Pour autant, il serait probablement excessif de parler de gain de temps systématique. Les échanges avec l’IA, les tests successifs, les corrections et les ajustements demandent eux aussi du temps. Dans certains cas, le bénéfice est réel ; dans d’autres, l’investissement peut s’avérer plus important qu’attendu.

À ce stade, il semble surtout intéressant de considérer l’IA comme un outil permettant de faciliter certaines expérimentations et de rendre plus accessibles des projets qui auraient auparavant nécessité des compétences en programmation plus avancées.

Quelques précautions indispensables

L’utilisation de l’intelligence artificielle dans un contexte professionnel soulève de nombreuses questions qui dépassent largement le cadre de cet article.

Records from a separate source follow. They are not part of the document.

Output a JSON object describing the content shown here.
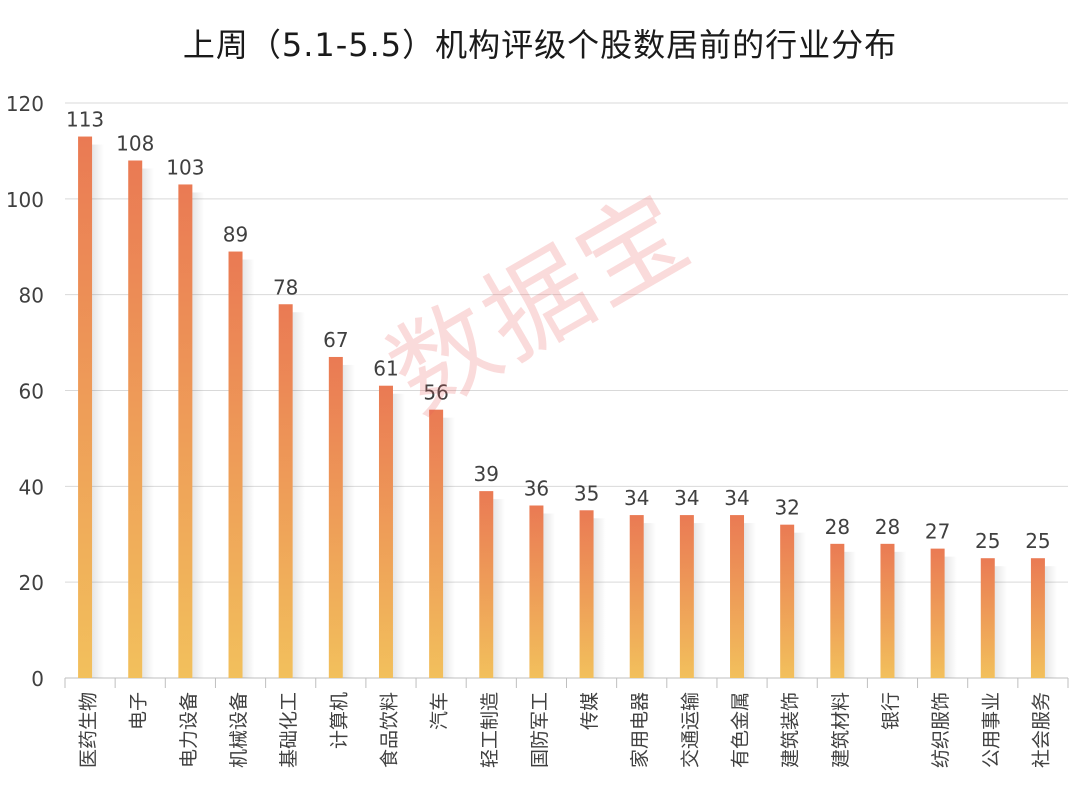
{
  "chart_data": {
    "type": "bar",
    "title": "上周（5.1-5.5）机构评级个股数居前的行业分布",
    "xlabel": "",
    "ylabel": "",
    "ylim": [
      0,
      120
    ],
    "yticks": [
      0,
      20,
      40,
      60,
      80,
      100,
      120
    ],
    "grid": true,
    "categories": [
      "医药生物",
      "电子",
      "电力设备",
      "机械设备",
      "基础化工",
      "计算机",
      "食品饮料",
      "汽车",
      "轻工制造",
      "国防军工",
      "传媒",
      "家用电器",
      "交通运输",
      "有色金属",
      "建筑装饰",
      "建筑材料",
      "银行",
      "纺织服饰",
      "公用事业",
      "社会服务"
    ],
    "values": [
      113,
      108,
      103,
      89,
      78,
      67,
      61,
      56,
      39,
      36,
      35,
      34,
      34,
      34,
      32,
      28,
      28,
      27,
      25,
      25
    ],
    "colors": {
      "bar_top": "#ea7a54",
      "bar_bottom": "#f2c05c",
      "grid": "#d9d9d9",
      "axis": "#bfbfbf",
      "text": "#404040"
    }
  },
  "watermark": "数据宝"
}
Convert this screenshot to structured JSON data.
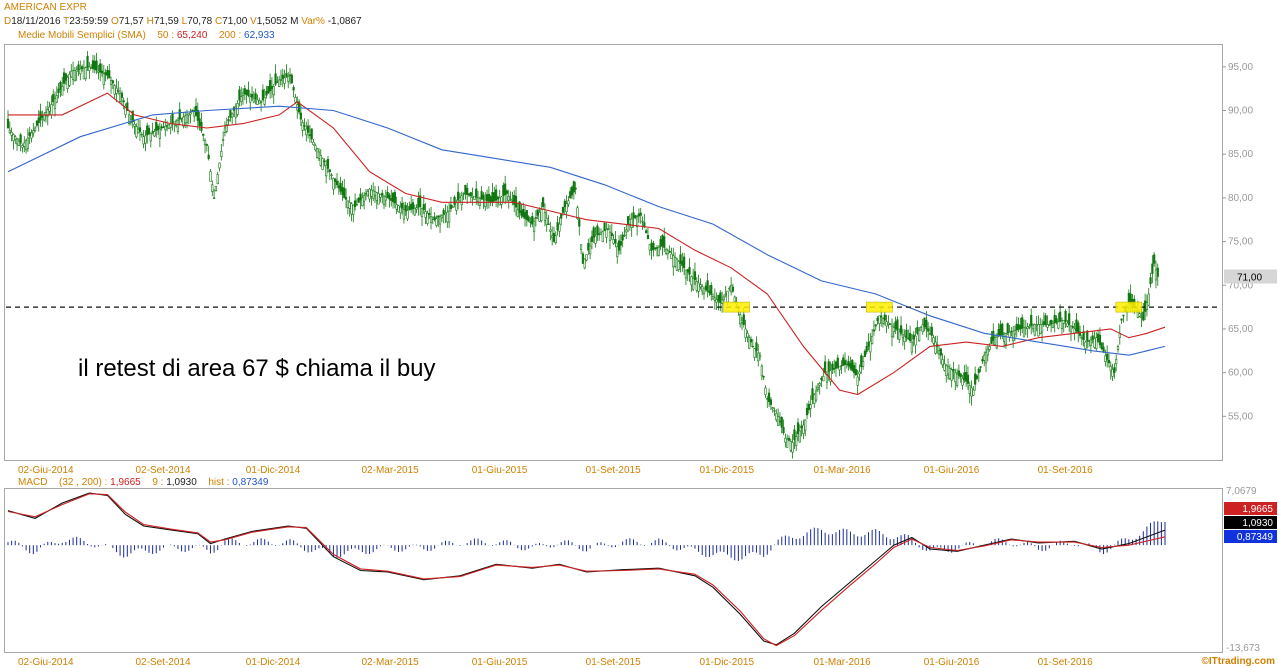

Les contenus produits doivent être systématiquement relus et vérifiés. Les erreurs, approximations ou choix pédagogiques discutables restent fréquents. L’enseignant conserve donc un rôle central d’analyse, de validation et de décision.

Par ailleurs, les solutions actuellement accessibles sont encore imparfaites. Les versions gratuites limitent souvent les possibilités de développement et il n’existe pas, à ce jour, d’intelligence artificielle institutionnelle proposée par l’Éducation nationale pour accompagner ce type d’usages.

Enfin, l’impact environnemental de ces technologies ne peut être ignoré. L’utilisation de modèles d’intelligence artificielle mobilise d’importantes ressources matérielles et énergétiques. Cette réalité invite à privilégier des usages raisonnés, ciblés et réellement utiles plutôt qu’un recours systématique à ces outils.

Avec le recul encore limité dont je dispose, il me semble difficile de tirer des conclusions définitives. En revanche, ces premières expérimentations me conduisent à considérer l’intelligence artificielle comme un outil potentiellement intéressant pour accompagner certaines tâches de conception ou de développement, à condition de conserver un regard critique sur les productions générées et de garder l’expertise pédagogique au cœur des décisions.